Friday, August 17, 2007

I have a dream! That pro-life and pro-choice people can laugh together over the Verboten Comedy Routine


Great Idea # 589 - construct a stand-up comedy act around the silly arguments old-time feminists use for abortion.

Would it work? It did in a dream just now. A dream woman -- an archeo-typical middle-aged feminist from the abortion wars of the 70's -- came up to me asking me what criteria I was using to decide a presidential candidate. I looked her right in the face and answered, knowing it would get her goat, "Pro-life or pro-abortion. That's my only criteria." In real life, I have other criteria, but in the dream it felt wonderfully freeing to state this right up front to a dream interlocutor who obviously wanted to begin a nuanced conversation about politics, one that didn't include abortion as an issue at all.

She said, "So you are pro-life? Well, what if..."

And I went off on a whole riff about the inanity of the "what if" argument.

"I'm against capital punishment"

"But what if your daughter got kidnapped by a band of scurvy pirates, made to swab their decks during the day and service them sexually at night, and then they finally cut her up into little pieces and threw her out to sea. And then you caught them. What if that happened, huh, huh, wouldn't you want to see them hanged?"

It was great fun, in the dream, taking the absurd arguments people use for abortion and turning them into Denis Leary-type angry riffs on their hypocrisy, pointing out oh so cleverly through comedy what you can't get across through reasoned discourse.

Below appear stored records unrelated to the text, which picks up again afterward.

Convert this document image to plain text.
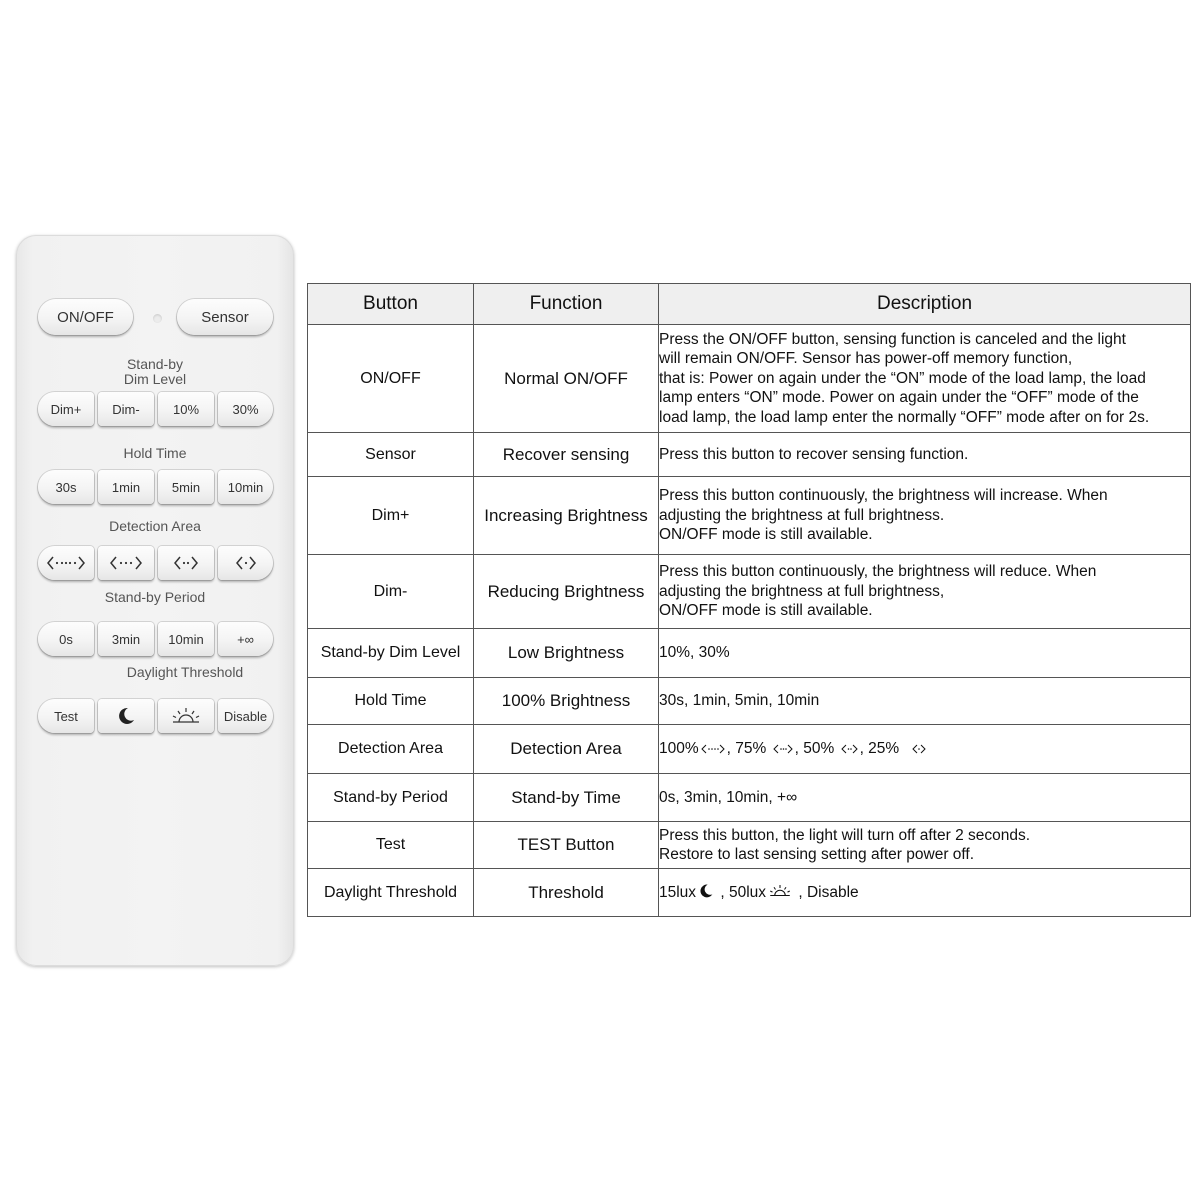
ON/OFF	Sensor
Stand-by
Dim Level
Dim+ Dim-	10%	30%
Hold Time
30s	1min 5min 10min
Detection Area
Stand-by Period
0s	3min 10min	+∞
Daylight Threshold
Test	Disable
Button	Function	Description
ON/OFF	Normal ON/OFF	Press the ON/OFF button, sensing function is canceled and the light
will remain ON/OFF. Sensor has power-off memory function,
that is: Power on again under the “ON” mode of the load lamp, the load
lamp enters “ON” mode. Power on again under the “OFF” mode of the
load lamp, the load lamp enter the normally “OFF” mode after on for 2s.

Sensor	Recover sensing	Press this button to recover sensing function.

Dim+	Increasing Brightness	Press this button continuously, the brightness will increase. When
adjusting the brightness at full brightness.
ON/OFF mode is still available.

Dim-	Reducing Brightness	Press this button continuously, the brightness will reduce. When
adjusting the brightness at full brightness,
ON/OFF mode is still available.

Stand-by Dim Level	Low Brightness	10%, 30%

Hold Time	100% Brightness	30s, 1min, 5min, 10min

Detection Area	Detection Area	100% , 75% , 50% , 25%
Stand-by Period	Stand-by Time	0s, 3min, 10min, +∞

Test	TEST Button	Press this button, the light will turn off after 2 seconds.
Restore to last sensing setting after power off.

Daylight Threshold	Threshold	15lux , 50lux , Disable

It's sort of counter to Maisie Ward's rule for the Catholic Evidence Guild that you never insult your interlocutor, never get laughs from the audience by putting them down. But in street-corner apologetics, the interlocutor is real. In comedy it is just the straw man you create as a premise on which to base your comedy routine. Why not attack that guy? Straw men are low blows in a rational argument, but in stand-up comedy the comic returns time and again to the Well of the Straw Man for the raw material (the waters, if you will) out of which he or she creates the dark, rich, heady wine of comedy.

Would it work? Can dreams come true? .... now all I need is to find someone who can write a comedy routine. In my dream, I saw my son Mike dressed in the kind of perfectly tailored suit some large comedians wear on stage. He could do it, he's the wittiest person in the family. But in the dream, I started to tell him about my idea with great enthusiasm, and he completely lost the train of thought of something he'd been working on himself, because I interrupted him. He collapsed in a heap of deflating energy, and I told myself, "Dang, Rae, remember to pay attention to what your kids are doing before you start bombarding them with your enthusiasms." And I woke up.

In Xanadu did Kubla Khan
A stately pleasure-dome decree:
Where Alph, the sacred river, ran
Through caverns measureless to man
Down to a sunless sea.
Ah, the fertility of the dream-world.